Studi: Anak lelaki miskin lebih berpotensi menganggur

Rabu, 13 April 2016 07:57 Reporter : Moch Wahyudi
Studi: Anak lelaki miskin lebih berpotensi menganggur Ilustrasi mencari pekerjaan. ©2012 Shutterstock/r.nagy

Merdeka.com - anak lelaki yang terlahir dalam keluarga miskin dinilai lebih berpotensi menjadi pengangguran dan terlibat kejahatan ketimbang anak perempuan. Itu didasarkan pada studi The National Bureau of Economic Research, Januari lalu.

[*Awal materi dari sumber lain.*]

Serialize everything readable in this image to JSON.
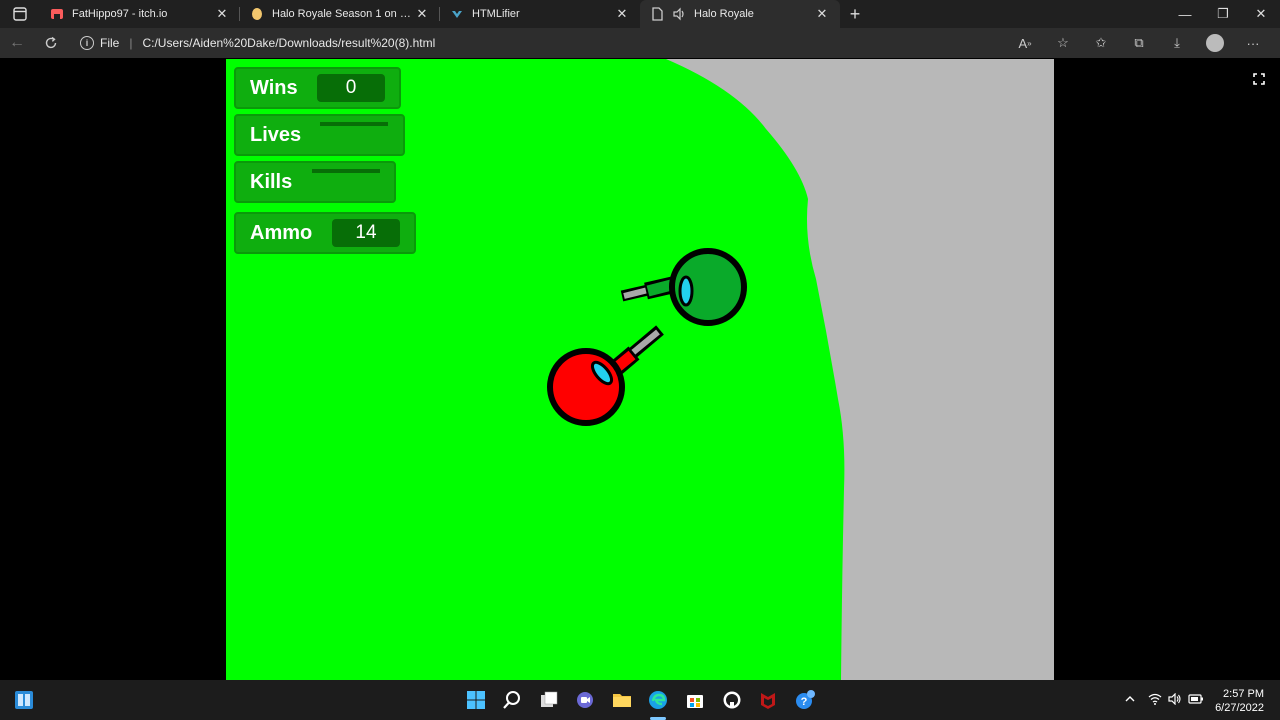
{
  "browser": {
    "tabs": [
      {
        "title": "FatHippo97 - itch.io",
        "favicon": "itch-icon",
        "color": "#fa5c5c",
        "active": false
      },
      {
        "title": "Halo Royale Season 1 on Scratch",
        "favicon": "scratch-icon",
        "color": "#f2c66d",
        "active": false
      },
      {
        "title": "HTMLifier",
        "favicon": "htmlifier-icon",
        "color": "#4aa3c8",
        "active": false
      },
      {
        "title": "Halo Royale",
        "favicon": "page-icon",
        "color": "#cccccc",
        "active": true
      }
    ],
    "url_scheme_label": "File",
    "url": "C:/Users/Aiden%20Dake/Downloads/result%20(8).html"
  },
  "game": {
    "monitors": {
      "wins": {
        "label": "Wins",
        "value": "0"
      },
      "lives": {
        "label": "Lives",
        "value": ""
      },
      "kills": {
        "label": "Kills",
        "value": ""
      },
      "ammo": {
        "label": "Ammo",
        "value": "14"
      }
    },
    "colors": {
      "grass": "#00ff00",
      "boundary": "#b8b8b8",
      "player_red": "#ff0000",
      "player_green": "#0aaa2a",
      "visor": "#22d0ee"
    }
  },
  "taskbar": {
    "time": "2:57 PM",
    "date": "6/27/2022"
  }
}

Seperti diberitakan Wall Street Journal, kemarin, riset yang dipimpin Ekonom Stanford Raj Chetty dan Ekonom Harvard Nathaniel Hendren itu menunjukkan bahwa anak lelaki yang berada di kuintil atau kelompok terbawah distribusi pendapatan sedikit yang bekerja ketimbang perempuan. Terutama, jika anak lelaki itu dibesarkan oleh orang tua tunggal.

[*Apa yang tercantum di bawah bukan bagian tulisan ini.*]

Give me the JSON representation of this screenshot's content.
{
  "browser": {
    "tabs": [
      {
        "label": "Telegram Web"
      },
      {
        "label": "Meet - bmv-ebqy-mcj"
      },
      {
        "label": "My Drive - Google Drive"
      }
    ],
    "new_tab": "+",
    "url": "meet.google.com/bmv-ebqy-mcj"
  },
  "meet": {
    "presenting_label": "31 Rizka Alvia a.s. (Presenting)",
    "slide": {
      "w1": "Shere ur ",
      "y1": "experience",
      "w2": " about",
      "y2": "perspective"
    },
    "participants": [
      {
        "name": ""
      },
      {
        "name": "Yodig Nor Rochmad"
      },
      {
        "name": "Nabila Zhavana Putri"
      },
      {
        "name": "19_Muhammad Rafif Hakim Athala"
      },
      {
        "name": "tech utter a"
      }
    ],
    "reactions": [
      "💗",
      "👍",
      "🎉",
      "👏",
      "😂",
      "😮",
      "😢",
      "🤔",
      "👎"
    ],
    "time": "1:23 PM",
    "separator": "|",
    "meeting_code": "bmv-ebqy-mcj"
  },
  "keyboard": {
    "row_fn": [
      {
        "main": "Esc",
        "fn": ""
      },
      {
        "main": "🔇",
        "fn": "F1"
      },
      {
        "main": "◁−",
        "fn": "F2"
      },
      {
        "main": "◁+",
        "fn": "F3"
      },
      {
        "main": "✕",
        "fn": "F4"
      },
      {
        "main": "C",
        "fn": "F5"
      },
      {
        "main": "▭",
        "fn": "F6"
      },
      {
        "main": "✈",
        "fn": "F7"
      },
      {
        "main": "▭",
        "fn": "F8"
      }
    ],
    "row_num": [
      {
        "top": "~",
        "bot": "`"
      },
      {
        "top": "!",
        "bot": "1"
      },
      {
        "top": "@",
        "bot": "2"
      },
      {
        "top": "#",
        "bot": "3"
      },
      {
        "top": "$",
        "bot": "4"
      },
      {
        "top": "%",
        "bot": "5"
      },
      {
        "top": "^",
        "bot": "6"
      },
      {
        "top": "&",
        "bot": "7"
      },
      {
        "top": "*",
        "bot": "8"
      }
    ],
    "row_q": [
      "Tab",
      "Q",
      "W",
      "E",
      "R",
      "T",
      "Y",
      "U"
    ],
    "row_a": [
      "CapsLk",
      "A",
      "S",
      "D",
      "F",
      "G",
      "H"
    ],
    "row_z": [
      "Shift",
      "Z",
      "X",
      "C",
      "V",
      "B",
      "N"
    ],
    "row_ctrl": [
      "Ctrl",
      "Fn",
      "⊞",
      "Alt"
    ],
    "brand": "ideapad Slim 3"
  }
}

Riset dilakukan berdasarkan pemeriksaan terhadap catatan pajak sekitar 10 juta warga AS kelahiran 1980 hingga 1982.

Temuan ini terbilang mengejutkan lantaran kontradiksi dengan premis berkembang sejak lama bahwa wanita adalah pihak yang tak diuntungkan dalam hal pekerjaan. Berdasarkan data Departemen Tenaga kerja AS, secara umum, memerlihatkan bahwa jumlah wanita bekerja kalah ketimbang pria.

Kontribusi wanita usia di atas 20 tahun dalam angkatan kerja hanya sebesar 58,2 pada Desember lalu. Kalah ketimbang pria yang mencapai 71.5.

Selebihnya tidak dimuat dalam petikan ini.